Polish President Andrzej Duda has called on NATO member states to send more military reinforcements to the alliance’s eastern flank to further deter Russian from an invasion of Ukraine.
His comments follow a meeting between the Polish premier and NATO Secretary General Jens Stoltenberg in Brussels on Monday.
Joint drills between the Russian and Belarusian militaries are scheduled to take place in Belarus between Feb. 10 and 20. Russian troops along with equipment from the country’s eastern regions have already arrived on its western flank.
“I have no doubts that we need a strengthening of the NATO eastern flank in this area,” Duda told reporters following his meeting at NATO’s headquarters in Brussels.
“Everyone can see what is happening: Russia is increasing its military presence in our part of Europe and more and more Russian units are arriving, both to the Russian-Ukrainian border and to Belarus,” he added.
Poland’s president explained that military drills were to take place in neighboring Belarus and that “if the Russian troops remain after the drills, the region’s security architecture would change.

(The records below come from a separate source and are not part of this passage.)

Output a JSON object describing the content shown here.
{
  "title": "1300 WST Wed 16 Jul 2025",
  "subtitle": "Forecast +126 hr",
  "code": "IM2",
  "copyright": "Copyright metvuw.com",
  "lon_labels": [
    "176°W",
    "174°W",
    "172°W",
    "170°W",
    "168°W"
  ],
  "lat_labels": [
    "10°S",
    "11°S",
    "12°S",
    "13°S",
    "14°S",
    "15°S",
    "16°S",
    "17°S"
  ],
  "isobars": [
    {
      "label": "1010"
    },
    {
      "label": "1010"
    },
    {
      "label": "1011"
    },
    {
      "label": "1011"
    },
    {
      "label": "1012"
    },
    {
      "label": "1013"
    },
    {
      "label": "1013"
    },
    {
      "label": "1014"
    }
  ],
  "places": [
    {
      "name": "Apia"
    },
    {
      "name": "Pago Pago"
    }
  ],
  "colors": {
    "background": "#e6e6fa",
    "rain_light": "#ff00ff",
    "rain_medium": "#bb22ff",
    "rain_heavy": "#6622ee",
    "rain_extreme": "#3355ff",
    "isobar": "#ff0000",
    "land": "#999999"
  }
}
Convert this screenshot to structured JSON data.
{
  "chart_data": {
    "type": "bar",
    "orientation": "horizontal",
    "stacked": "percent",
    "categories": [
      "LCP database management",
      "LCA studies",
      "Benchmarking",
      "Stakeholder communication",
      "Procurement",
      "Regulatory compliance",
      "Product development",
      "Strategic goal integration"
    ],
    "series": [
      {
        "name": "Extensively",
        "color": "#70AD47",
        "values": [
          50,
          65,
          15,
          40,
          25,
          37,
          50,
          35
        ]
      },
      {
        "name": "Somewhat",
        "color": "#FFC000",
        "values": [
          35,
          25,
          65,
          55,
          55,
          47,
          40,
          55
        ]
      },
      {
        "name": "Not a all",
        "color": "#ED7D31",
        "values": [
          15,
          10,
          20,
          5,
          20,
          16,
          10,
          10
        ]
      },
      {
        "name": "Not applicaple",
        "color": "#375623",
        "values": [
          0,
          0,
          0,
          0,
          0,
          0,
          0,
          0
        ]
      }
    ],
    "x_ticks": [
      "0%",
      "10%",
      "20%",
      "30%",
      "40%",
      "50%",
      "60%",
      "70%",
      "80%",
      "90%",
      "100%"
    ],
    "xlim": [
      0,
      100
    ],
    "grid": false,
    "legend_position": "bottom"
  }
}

“We could say in that case that Russia would gain another military district and the military border between Russia and NATO will increase by another 1200 kilometers because that is Belarus’s border with NATO states,” Duda stated.
The President warned that this threat must be taken seriously, and proposed additional NATO formats in which to hold talks with Ukraine and Georgia.
“I proposed to hold talks in the NATO-Ukraine and NATO-Georgia format to show our solidarity with them and show, that we will not abandon them.”
Prior to his meeting with Stoltenberg, Duda also met with the President of the European Commission Ursula von der Leyen and the President of the European Council Charles Michel.
In addition to security issues and the situation in Ukraine, the subject of the president’s initiative concerning the Polish Supreme Court was also discussed.
The proposal suggests the removal of the current Disciplinary Chamber and the establishment of a Professional Responsibility Chamber. That issue was at the center of a long-running dispute between Warsaw and Brussels over the rule of law.
“I presented my position on the matter. I explained my intentions. I expressed hopes that this would end this discussion between the European Commission and Polish authorities, as well as heal the difficult situation in the Polish Supreme Court,” said President Duda.